Babies born through C-section do not receive certain helpful vaginal microbes from the birth canal when they’re born, which could help protect them from allergies, asthma and other illnesses. The doctors say that the trend is on the rise, but they do not recommend the procedure.
The idea is that vaginal seeding allows a baby born via caesarean section to come into contact with bacteria from the birth canal. The most concerning thing about vaginal seeding is the potential for transmitting pathogens, such as herpes simplex virus, human papilloma virus (HPV), group B streptococci and Neisseria gonorrhea.
Experts have warned that vaginal seeding, where an infant born by caesarean section is swabbed with fluids from a mother’s vagina, could pass potentially-dangerous bacteria and illnesses such as sexually transmitted infections to the newborn.

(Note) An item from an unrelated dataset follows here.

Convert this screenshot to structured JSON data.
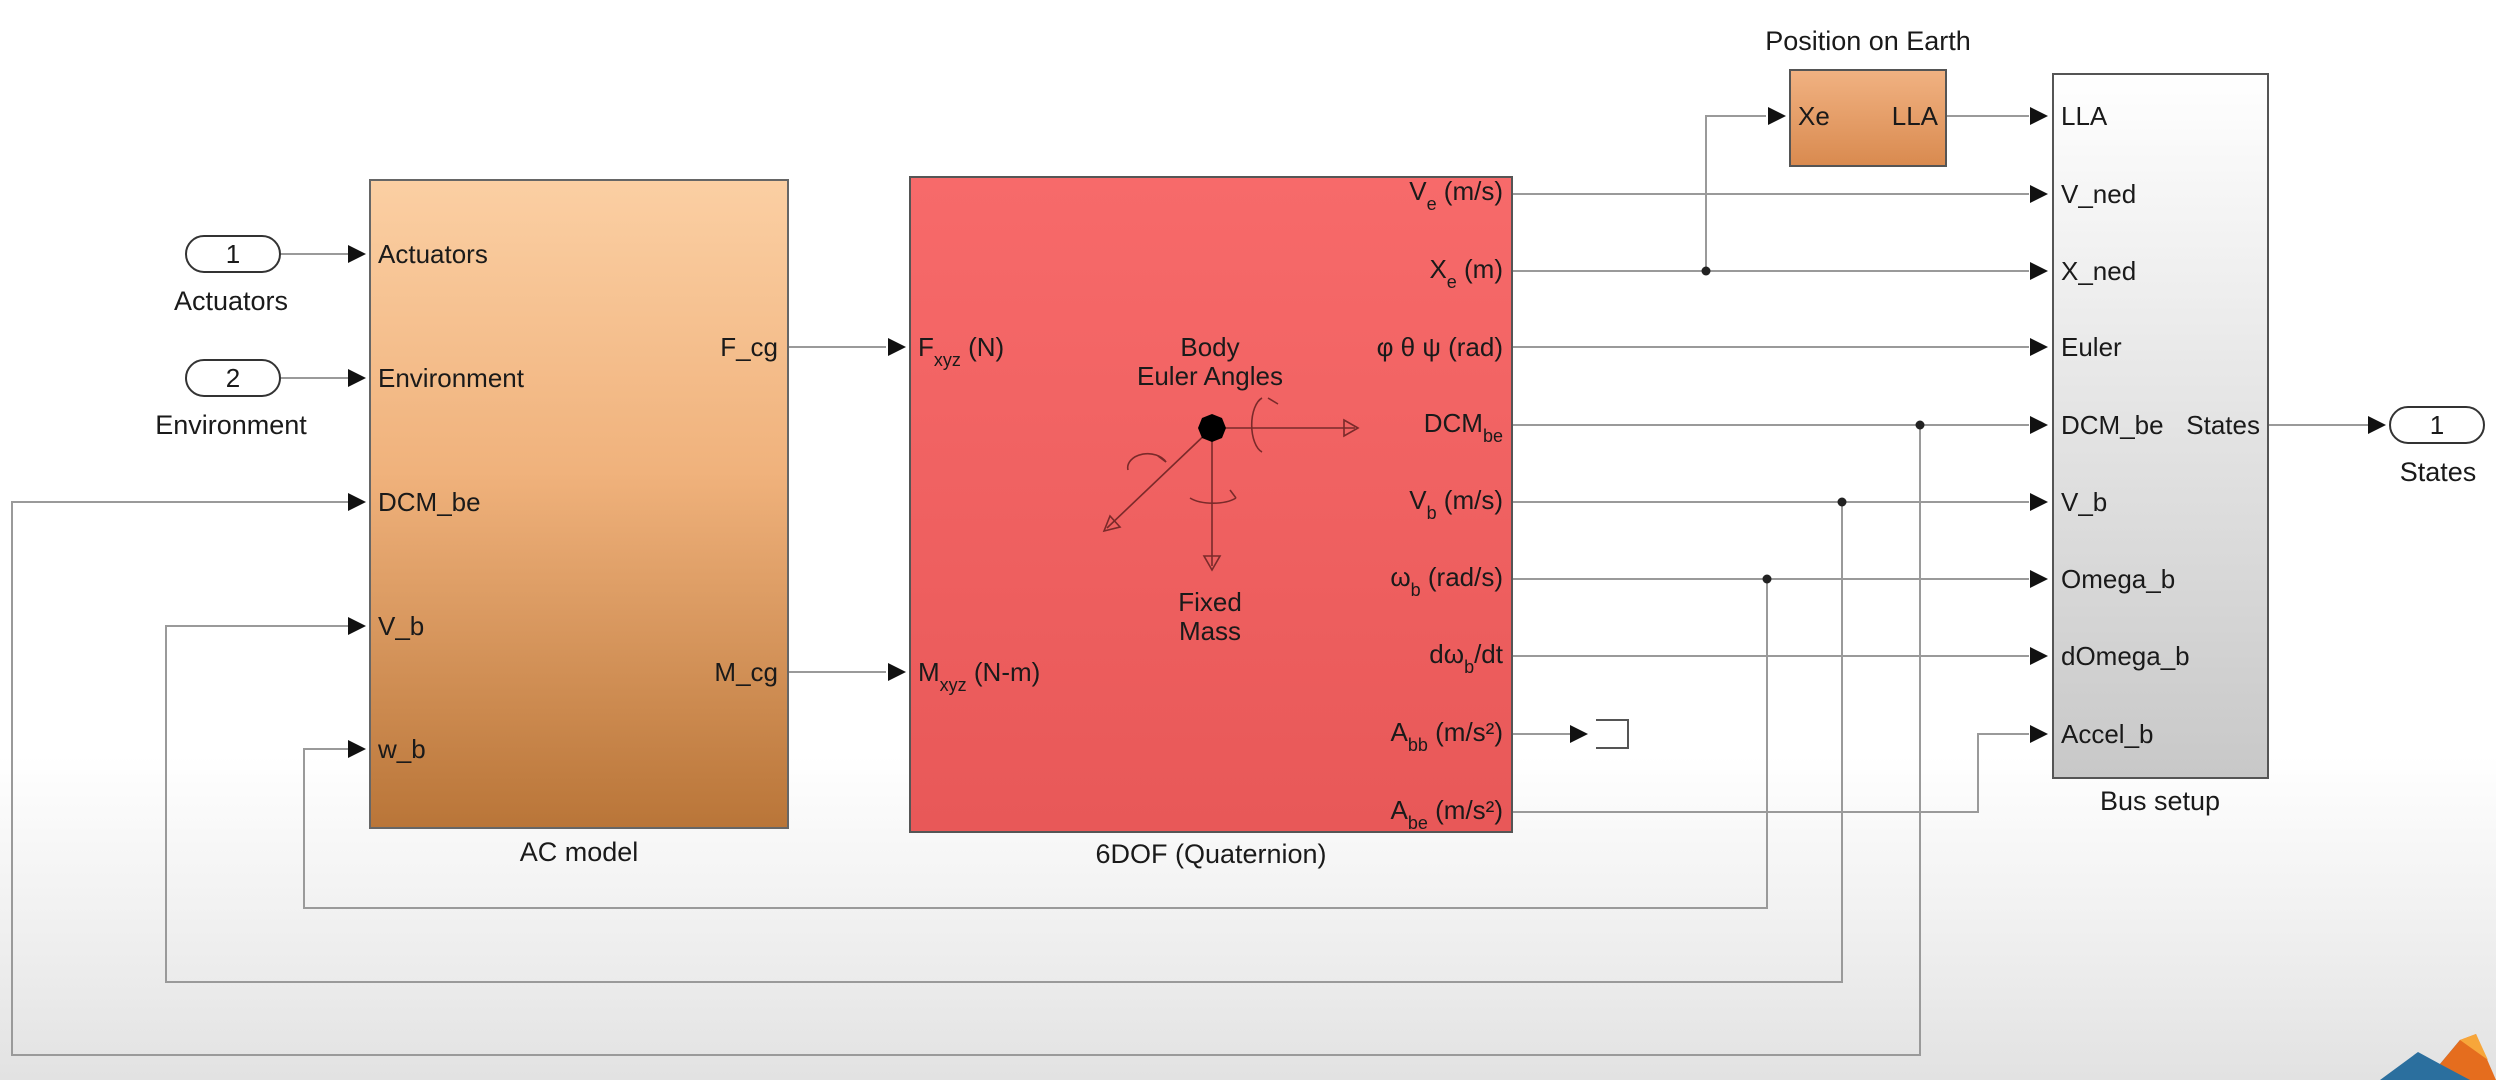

“Due to the lack of sufficient data, the very real risks [of vaginal seeding] outweigh the potential benefits,” said Dr. Christopher Zahn, vice president of practice activities for the American College of Obstetricians and Gynecologists (ACOG), in a statement.
“By swabbing an infant’s mouth, nose or skin with vaginal fluid after birth, the mother could potentially and unknowingly, pass on disease-causing bacteria or viruses,” he explained. There’s also a chances that if a mother has an STI she doesn’t know about, such as chlamydia, there’s a possibility that it could be passed onto the baby.
“Breastfeeding for the first six months is the best way to overcome the lack of exposure to maternal vaginal flora at birth,” Zahn said. “The bacteria present in breast milk and on the nipple are sufficient for natural colonisation or seeding of the gut,” he added.